Description
We're getting periodic hangs in simple AWS CI tests on master. For example, in PR #7846 -- which only changed the VERSIONS file, and didn't change any code at all -- the ring_usempif08
test appeared to have hung (specific test, for however long it remains available in Jenkins: https://jenkins.open-mpi.org/jenkins/job/open-mpi.build.configure_options/6631/CONFIGURE_OPTIONS=--disable-oshmem/console):
--> Running example: hello_usempif08
Hello, world, I am 1 of 2: Open MPI v5.0.0a1, package: Open MPI ubuntu@ip-172-31-13-115 Distribution, ident: 5.0.0a1, repo rev: v2.x-dev-7856-gcfad367, Unreleased developer copy
Hello, world, I am 0 of 2: Open MPI v5.0.0a1, package: Open MPI ubuntu@ip-172-31-13-115 Distribution, ident: 5.0.0a1, repo rev: v2.x-dev-7856-gcfad367, Unreleased developer copy
--> Running example: ring_usempif08
[ip-172-31-13-115:00938] *** Process received signal ***
[ip-172-31-13-115:00938] Signal: Segmentation fault (11)
[ip-172-31-13-115:00938] Signal code: Address not mapped (1)

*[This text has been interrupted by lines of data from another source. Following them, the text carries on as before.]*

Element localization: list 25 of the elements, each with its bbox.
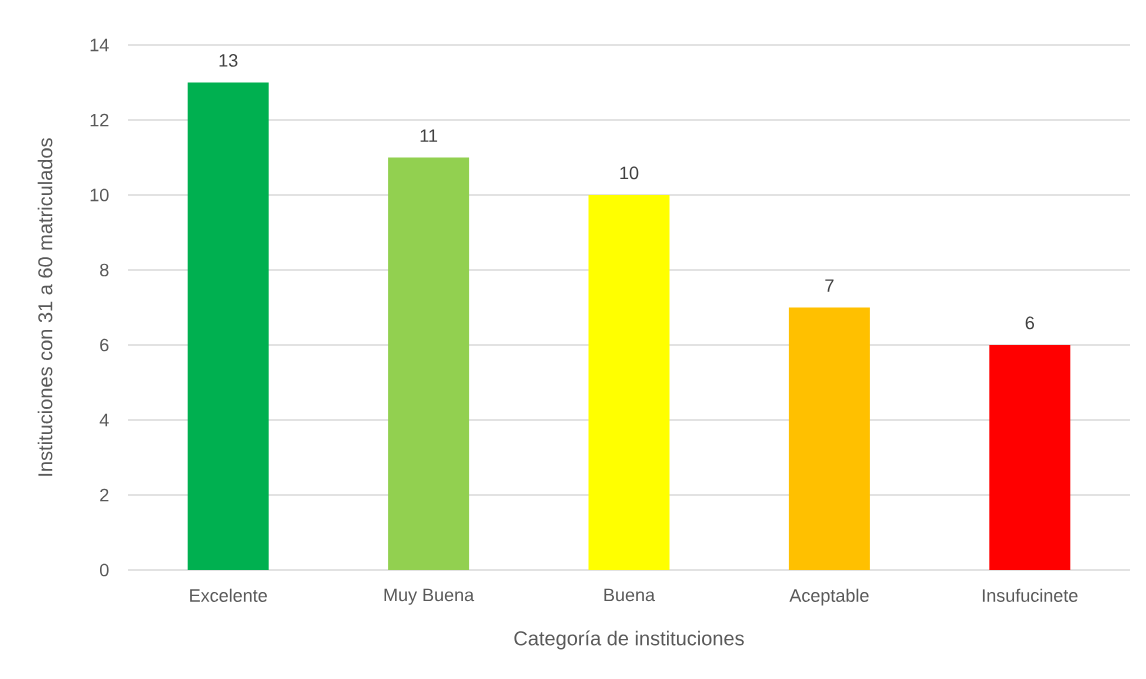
- y-tick-label: 8: [100, 263, 109, 277]
- data-label: 11: [420, 129, 438, 142]
- y-tick-label: 6: [100, 338, 109, 352]
- bar: [788, 307, 870, 570]
- bar: [187, 82, 269, 570]
- data-label: 7: [825, 279, 834, 292]
- x-tick-label: Buena: [604, 588, 656, 602]
- y-tick-label: 12: [90, 113, 109, 127]
- y-tick-label: 0: [99, 563, 109, 577]
- bar: [989, 345, 1071, 570]
- x-tick-label: Insufucinete: [982, 588, 1078, 602]
- y-axis-title: Instituciones con 31 a 60 matriculados: [37, 138, 53, 476]
- x-tick-label: Muy Buena: [384, 588, 475, 605]
- data-label: 6: [1025, 316, 1035, 330]
- data-label: 13: [219, 54, 238, 67]
- data-label: 10: [620, 166, 639, 180]
- y-tick-label: 4: [99, 413, 109, 427]
- x-tick-label: Excelente: [190, 588, 267, 602]
- x-tick-label: Aceptable: [789, 588, 869, 606]
- bar: [588, 195, 670, 570]
- x-axis-title: Categoría de instituciones: [514, 630, 744, 650]
- y-tick-label: 14: [90, 38, 109, 52]
- bar: [388, 157, 470, 570]
- y-tick-label: 2: [100, 488, 109, 502]
- y-tick-label: 10: [90, 188, 109, 202]
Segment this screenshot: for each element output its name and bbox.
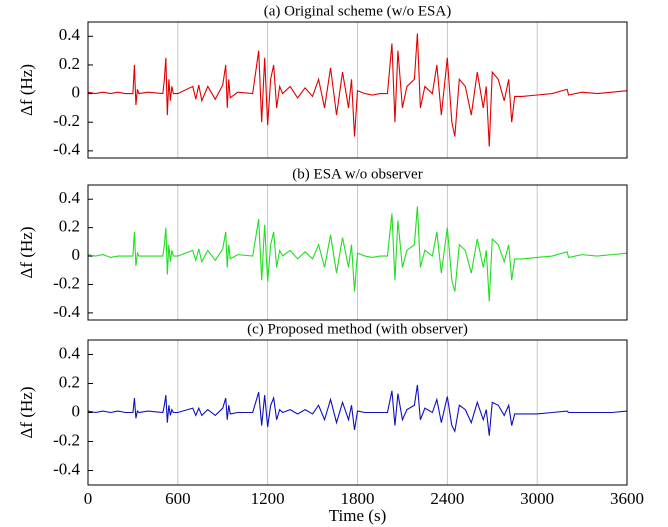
- y-axis-label: Δf (Hz): [17, 387, 36, 439]
- x-tick-label: 1200: [251, 489, 285, 508]
- y-tick-label: 0.4: [59, 25, 81, 44]
- y-tick-label: 0.4: [59, 343, 81, 362]
- y-tick-label: 0.2: [59, 217, 80, 236]
- x-tick-label: 0: [84, 489, 93, 508]
- y-axis-label: Δf (Hz): [17, 227, 36, 279]
- y-tick-label: 0: [72, 82, 81, 101]
- y-axis-label: Δf (Hz): [17, 64, 36, 116]
- signal-line: [87, 206, 628, 302]
- y-tick-label: 0: [72, 245, 81, 264]
- plot-frame: [87, 21, 628, 159]
- y-tick-label: -0.4: [53, 140, 80, 159]
- signal-line: [87, 33, 628, 147]
- y-tick-label: -0.4: [53, 302, 80, 321]
- plot-frame: [87, 339, 628, 486]
- panel-title: (a) Original scheme (w/o ESA): [264, 3, 451, 19]
- x-tick-label: 600: [165, 489, 191, 508]
- y-tick-label: 0.2: [59, 372, 80, 391]
- y-tick-label: 0.2: [59, 54, 80, 73]
- y-tick-label: -0.2: [53, 111, 80, 130]
- x-tick-label: 2400: [430, 489, 464, 508]
- y-tick-label: -0.2: [53, 273, 80, 292]
- panel-title: (b) ESA w/o observer: [292, 166, 422, 182]
- plot-frame: [87, 184, 628, 321]
- x-tick-label: 3600: [610, 489, 644, 508]
- panel-title: (c) Proposed method (with observer): [247, 321, 468, 337]
- x-axis-label: Time (s): [329, 506, 386, 525]
- x-tick-label: 3000: [520, 489, 554, 508]
- x-tick-label: 1800: [341, 489, 375, 508]
- y-tick-label: 0: [72, 401, 81, 420]
- y-tick-label: -0.4: [53, 459, 80, 478]
- y-tick-label: 0.4: [59, 188, 81, 207]
- y-tick-label: -0.2: [53, 430, 80, 449]
- signal-line: [87, 384, 628, 436]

[ip-172-31-13-115:00938] Failing at address: (nil)
[ip-172-31-13-115:00938] [ 0] /lib/x86_64-linux-gnu/libpthread.so.0(+0x11390)[0x7f56cbe63390]
[ip-172-31-13-115:00938] *** End of error message ***
timeout: the monitored command dumped core
Segmentation fault
Example failed: 139
Command was: timeout -s SIGSEGV 4m mpirun --get-stack-traces --timeout 180 --hostfile /home/ubuntu/workspace/open-mpi.build.configure_options/CONFIGURE_OPTIONS/--disable-oshmem/hostfile -np 2 ./examples/ring_usempif08
That's a 3-minute timeout on a trivial ring program.
This is after a bunch of other hello world / ring tests have already passed.
A bot retest will likely clear the error and enable us to merge the PR. But it points to the fact that there's likely a real error here -- perhaps a race condition of some kind. I think we'll need to somehow replicate this outside of the AWS CI environment in order to diagnose this further.